Today I read something that reminds me of my research on shame all those years ago. Hannah Whitall Smith writes about sin and how, instead of collapsing under discouragement that “all is lost,” we come to God in repentance and start fresh again on the journey.
Yet so many of us live as if it’s “game over” when we make a mistake or find ourselves entangled in sin. We hide in shame. We don’t talk about it. We stop connecting with people because of our shame. I’ve seen this behavior in my own life and in the lives of so many students in my role in campus ministry.
Sin is, indeed, serious. I would never undermine its destruction and pain. It’s so great that Someone died for it, to bring us to God, to make us holy before Him. We stand condemned and guilty apart from Jesus. But in Christ, our guilt is gone.
But shame lingers. We keep punishing ourselves for our failures.
If you find yourself punishing yourself and believing you’ve destroyed everything by your sin, Smith helps us think of it as that which “momentarily disturbs” your journey on the path of sanctification. Smith says it like this: “We may for a moment turn aside from the path, but the path is not obliterated by our wandering and can be instantly regained.”
In parenting, we “start fresh” after arguments, disobedience, or bad attitudes. We repair any damage and get right back on the path. We don’t hold grudges or punish ourselves for our shortcomings.

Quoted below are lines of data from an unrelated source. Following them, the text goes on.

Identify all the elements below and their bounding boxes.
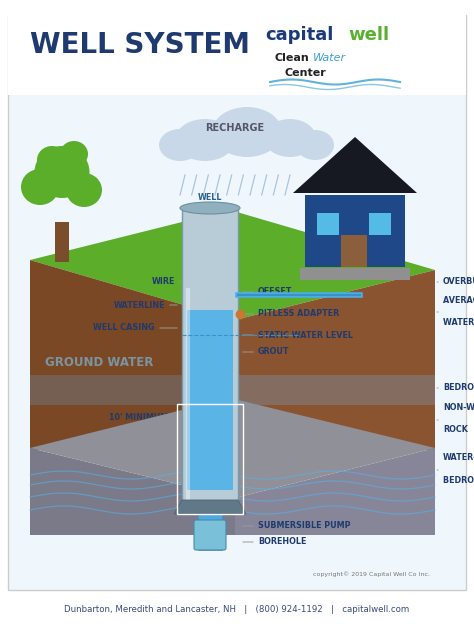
Text: OVERBURDEN: OVERBURDEN bbox=[443, 277, 474, 287]
Ellipse shape bbox=[37, 146, 67, 174]
Polygon shape bbox=[293, 137, 417, 193]
Text: WIRE: WIRE bbox=[152, 277, 175, 287]
Ellipse shape bbox=[296, 130, 334, 160]
Text: copyright© 2019 Capital Well Co Inc.: copyright© 2019 Capital Well Co Inc. bbox=[313, 571, 430, 577]
Ellipse shape bbox=[180, 202, 240, 214]
Text: Water: Water bbox=[313, 53, 346, 63]
Text: WELL CASING: WELL CASING bbox=[93, 323, 155, 333]
FancyBboxPatch shape bbox=[182, 210, 238, 500]
Text: Dunbarton, Meredith and Lancaster, NH   |   (800) 924-1192   |   capitalwell.com: Dunbarton, Meredith and Lancaster, NH | … bbox=[64, 605, 410, 614]
Text: NON-WATER-BEARING: NON-WATER-BEARING bbox=[443, 403, 474, 412]
Text: BEDROCK FRACTURES: BEDROCK FRACTURES bbox=[443, 476, 474, 485]
Ellipse shape bbox=[175, 119, 235, 161]
FancyBboxPatch shape bbox=[369, 213, 391, 235]
Text: BEDROCK: BEDROCK bbox=[443, 384, 474, 392]
FancyBboxPatch shape bbox=[55, 222, 69, 262]
Text: ROCK: ROCK bbox=[443, 425, 468, 434]
FancyBboxPatch shape bbox=[317, 213, 339, 235]
Text: PITLESS ADAPTER: PITLESS ADAPTER bbox=[258, 309, 339, 319]
FancyBboxPatch shape bbox=[300, 268, 410, 280]
Polygon shape bbox=[30, 260, 235, 450]
Ellipse shape bbox=[212, 107, 282, 157]
FancyBboxPatch shape bbox=[8, 5, 466, 95]
Ellipse shape bbox=[264, 119, 316, 157]
Polygon shape bbox=[30, 398, 435, 498]
Text: OFFSET: OFFSET bbox=[258, 287, 292, 297]
Polygon shape bbox=[30, 375, 235, 405]
Polygon shape bbox=[235, 270, 435, 450]
Text: GROUND WATER: GROUND WATER bbox=[45, 355, 154, 369]
Text: RECHARGE: RECHARGE bbox=[205, 123, 264, 133]
Ellipse shape bbox=[66, 173, 102, 207]
Polygon shape bbox=[235, 448, 435, 535]
Text: 10' MINIMUM: 10' MINIMUM bbox=[109, 413, 168, 423]
Text: Clean: Clean bbox=[275, 53, 310, 63]
Text: WATER-BEARING: WATER-BEARING bbox=[443, 453, 474, 462]
FancyBboxPatch shape bbox=[8, 15, 466, 590]
Polygon shape bbox=[30, 448, 235, 535]
Text: STATIC WATER LEVEL: STATIC WATER LEVEL bbox=[258, 331, 353, 340]
FancyBboxPatch shape bbox=[194, 520, 226, 550]
FancyBboxPatch shape bbox=[305, 195, 405, 267]
Text: capital: capital bbox=[265, 26, 333, 44]
Ellipse shape bbox=[21, 169, 59, 205]
Ellipse shape bbox=[35, 146, 90, 198]
FancyBboxPatch shape bbox=[198, 500, 222, 550]
Text: WATERLINE: WATERLINE bbox=[113, 301, 165, 309]
Text: DRIVESHOE: DRIVESHOE bbox=[113, 435, 165, 445]
Text: BOREHOLE: BOREHOLE bbox=[258, 537, 306, 546]
Text: WATER TABLE: WATER TABLE bbox=[443, 318, 474, 327]
Text: well: well bbox=[348, 26, 389, 44]
Text: WELL SYSTEM: WELL SYSTEM bbox=[30, 31, 250, 59]
Ellipse shape bbox=[159, 129, 201, 161]
Polygon shape bbox=[174, 500, 246, 514]
Ellipse shape bbox=[60, 141, 88, 167]
Polygon shape bbox=[30, 210, 435, 320]
Text: SUBMERSIBLE PUMP: SUBMERSIBLE PUMP bbox=[258, 522, 350, 530]
FancyBboxPatch shape bbox=[341, 235, 367, 267]
Text: Center: Center bbox=[285, 68, 327, 78]
Text: WELL: WELL bbox=[198, 193, 222, 202]
Text: AVERAGE SURFACE: AVERAGE SURFACE bbox=[443, 296, 474, 305]
FancyBboxPatch shape bbox=[187, 310, 233, 490]
Text: GROUT: GROUT bbox=[258, 348, 290, 357]
Polygon shape bbox=[235, 375, 435, 405]
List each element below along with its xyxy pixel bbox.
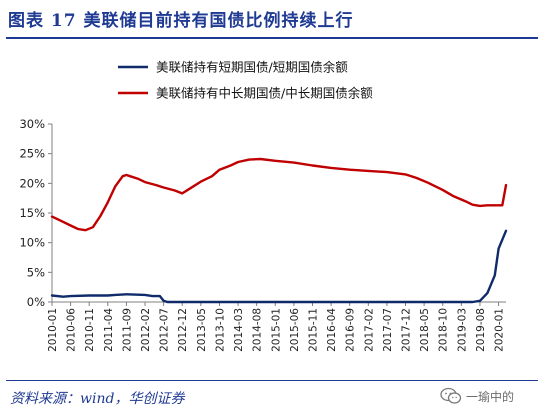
x-tick-label: 2018-10 [438,308,450,352]
x-tick-label: 2012-12 [177,308,189,352]
y-tick-label: 15% [19,206,45,220]
x-tick-label: 2012-02 [140,308,152,352]
figure-title: 图表 17 美联储目前持有国债比例持续上行 [8,11,354,31]
x-tick-label: 2019-08 [475,308,487,352]
x-tick-label: 2020-01 [494,308,506,352]
x-tick-label: 2011-04 [103,308,115,352]
y-tick-label: 20% [19,176,45,190]
x-tick-label: 2013-05 [196,308,208,352]
y-axis: 0% 5% 10% 15% 20% 25% 30% [19,117,53,309]
x-tick-label: 2011-09 [121,308,133,352]
x-tick-label: 2017-07 [382,308,394,352]
y-tick-label: 10% [19,236,45,250]
x-tick-label: 2010-11 [84,308,96,352]
y-tick-label: 5% [27,265,45,279]
x-tick-label: 2017-02 [363,308,375,352]
watermark: 一瑜中的 [440,386,514,406]
x-tick-label: 2010-01 [47,308,59,352]
watermark-text: 一瑜中的 [466,389,515,404]
x-tick-label: 2016-04 [326,308,338,352]
x-tick-label: 2018-05 [419,308,431,352]
series-layer [50,157,508,304]
x-tick-label: 2014-08 [252,308,264,352]
legend-label: 美联储持有短期国债/短期国债余额 [156,60,348,75]
x-tick-label: 2019-03 [456,308,468,352]
long-term-series-line [50,157,508,232]
x-tick-label: 2015-06 [289,308,301,352]
legend-label: 美联储持有中长期国债/中长期国债余额 [156,86,373,101]
x-tick-label: 2012-07 [159,308,171,352]
footer-rule [6,380,538,381]
wechat-icon [440,387,462,404]
source-note: 资料来源：wind，华创证券 [10,391,185,407]
x-tick-label: 2017-12 [401,308,413,352]
x-tick-label: 2015-01 [270,308,282,352]
y-tick-label: 30% [19,117,45,131]
x-axis: 2010-01 2010-06 2010-11 2011-04 2011-09 2012-… [47,301,506,352]
x-tick-label: 2015-11 [307,308,319,352]
x-tick-label: 2016-09 [345,308,357,352]
short-term-series-line [50,229,508,304]
x-tick-label: 2014-03 [233,308,245,352]
title-bar: 图表 17 美联储目前持有国债比例持续上行 [0,0,543,39]
x-tick-label: 2010-06 [66,308,78,352]
y-tick-label: 0% [27,295,45,309]
y-tick-label: 25% [19,147,45,161]
x-tick-label: 2013-10 [214,308,226,352]
title-rule [6,37,538,39]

We turn back to God, and we instantly regain the path. He makes everything right; He points the way back; He can turn our wandering into something beautiful. Day by day, we return to Him in confession and repentance. We don’t live in shame. We live in intimacy with a Savior who already forgave us and knows we are much worse than we can even imagine. Yet, He loves us!
He walks beside us on the path, and He’s never surprised by the fact that we’re human.